Scientists seek to solve mystery of Stegosaurus plates

Monday, December 8, 2014

Although nowhere near the largest of the Jurassic dinosaurs, Stegosaurus were still about the size of a bus. Distinctive and heavily built, they were herbivores with short forelimbs and would have walked with their small head close to the ground and the four-spiked tail held high. The double row of plates running along the back helped control body temperature and were probably used in display or possibly in defence against carnivorous Allosaurs. Most fossils for the three known species, including some complete skeletons, have come from the USA, although a recent discovery in Portugal suggests a wider distribution.

By Pallab Ghosh Science correspondent, BBC News

Researchers hope to learn how much it weighed, how it moved and what it used its iconic back plates for.

A UK team has scanned each of its 360 bones into a computer and has digitally reconstructed the dinosaur.

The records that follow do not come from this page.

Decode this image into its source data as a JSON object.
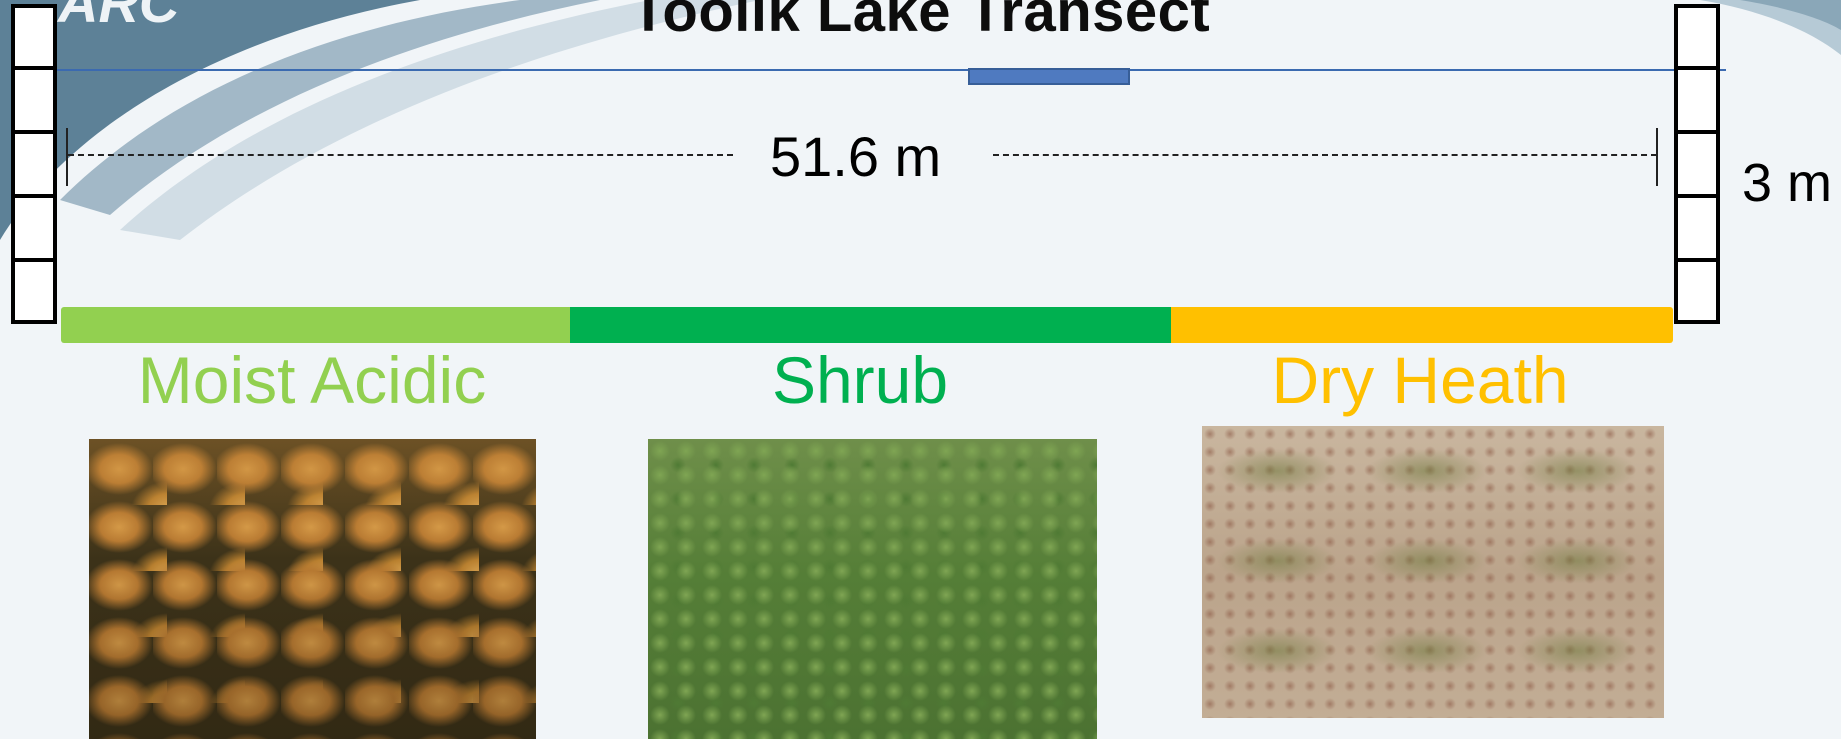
{
  "title": "Toolik Lake Transect",
  "logo_text": "ARC",
  "transect": {
    "length_label": "51.6 m",
    "width_label": "3 m"
  },
  "zones": [
    {
      "label": "Moist Acidic",
      "color": "#92d050"
    },
    {
      "label": "Shrub",
      "color": "#00b050"
    },
    {
      "label": "Dry Heath",
      "color": "#ffc000"
    }
  ],
  "colors": {
    "background": "#f1f5f8",
    "swoosh_dark": "#6f93a8",
    "swoosh_light": "#b9cbd6",
    "top_line": "#3b6ab0",
    "handle": "#4f7ac0"
  }
}
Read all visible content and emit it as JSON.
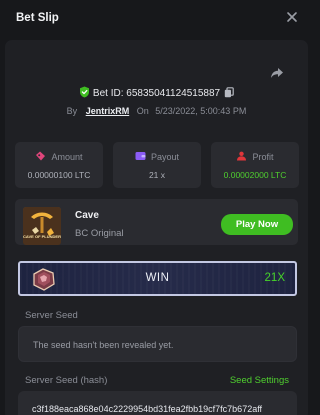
{
  "header": {
    "title": "Bet Slip"
  },
  "bet": {
    "id_text": "Bet ID: 65835041124515887",
    "by_label": "By",
    "user": "JentrixRM",
    "on_label": "On",
    "date": "5/23/2022, 5:00:43 PM"
  },
  "stats": [
    {
      "label": "Amount",
      "value": "0.00000100 LTC"
    },
    {
      "label": "Payout",
      "value": "21 x"
    },
    {
      "label": "Profit",
      "value": "0.00002000 LTC"
    }
  ],
  "game": {
    "name": "Cave",
    "provider": "BC Original",
    "play_label": "Play Now",
    "thumb_text": "CAVE OF PLUNDER"
  },
  "result": {
    "label": "WIN",
    "multiplier": "21X"
  },
  "server_seed": {
    "label": "Server Seed",
    "value": "The seed hasn't been revealed yet."
  },
  "server_seed_hash": {
    "label": "Server Seed (hash)",
    "settings_label": "Seed Settings",
    "value": "c3f188eaca868e04c2229954bd31fea2fbb19cf7fc7b672aff"
  },
  "colors": {
    "accent_green": "#3fbd22",
    "profit_green": "#4fcf2f",
    "amount_icon": "#e0457b",
    "payout_icon": "#8b5cf6",
    "profit_icon": "#e0363a"
  },
  "icons": {
    "close": "close-icon",
    "share": "share-icon",
    "verified": "shield-check-icon",
    "copy": "copy-icon",
    "amount": "ticket-icon",
    "payout": "wallet-icon",
    "profit": "people-icon",
    "result": "gem-icon"
  }
}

The specimen, nicknamed "Sophie", has been acquired by the Natural History Museum in London.
Although Stegosauruses are one of the most well known dinosaurs, they are among those that scientists know the least about. There are only six partial skeletons of the creature, which lived around 150 million years ago.

It could grow to the size of a minibus and the gigantic plates which ran along its back were its most distinctive feature.

Stegosaurus: the outstanding questions

    How did it use its back plates and tail spikes?
    How effective were its muscles?
    How did such a small skull manage to chew enough food for such a large body?
    How much did it weigh?

Surprisingly, it was 100 years ago that the dinosaur's skeleton was properly assessed and scientifically described. Now, using medical imaging techniques and 3D modelling, researchers at the Natural History Museum hope to learn much more about this iconic creature.

Prof Paul Barrett, who is leading the research, said that they were particularly interested in finding out what stegosauruses used their plates for.

"We want to find out whether they were used for defence or whether they were used as a radiator to help the animal pick up or lose heat," he told BBC News.

Sophie is 80% complete and is thought to be the most complete specimen in the world. Dr Charlotte Brassey, who is working with Prof Barrett, helped to scan in its 360 bones and digitally recreate it on her computer as a detailed 3D model.

"I reconstructed the skeleton to see what it might have looked like and then began to reconstruct the muscles and how they connected with the skeleton. From that we can begin to say how effective its muscles were and eventually in the future we would like to reconstruct how it moved," she told BBC News.

Among the mysteries the researchers would like to solve is how the species was able to walk with such small front legs and such large back legs.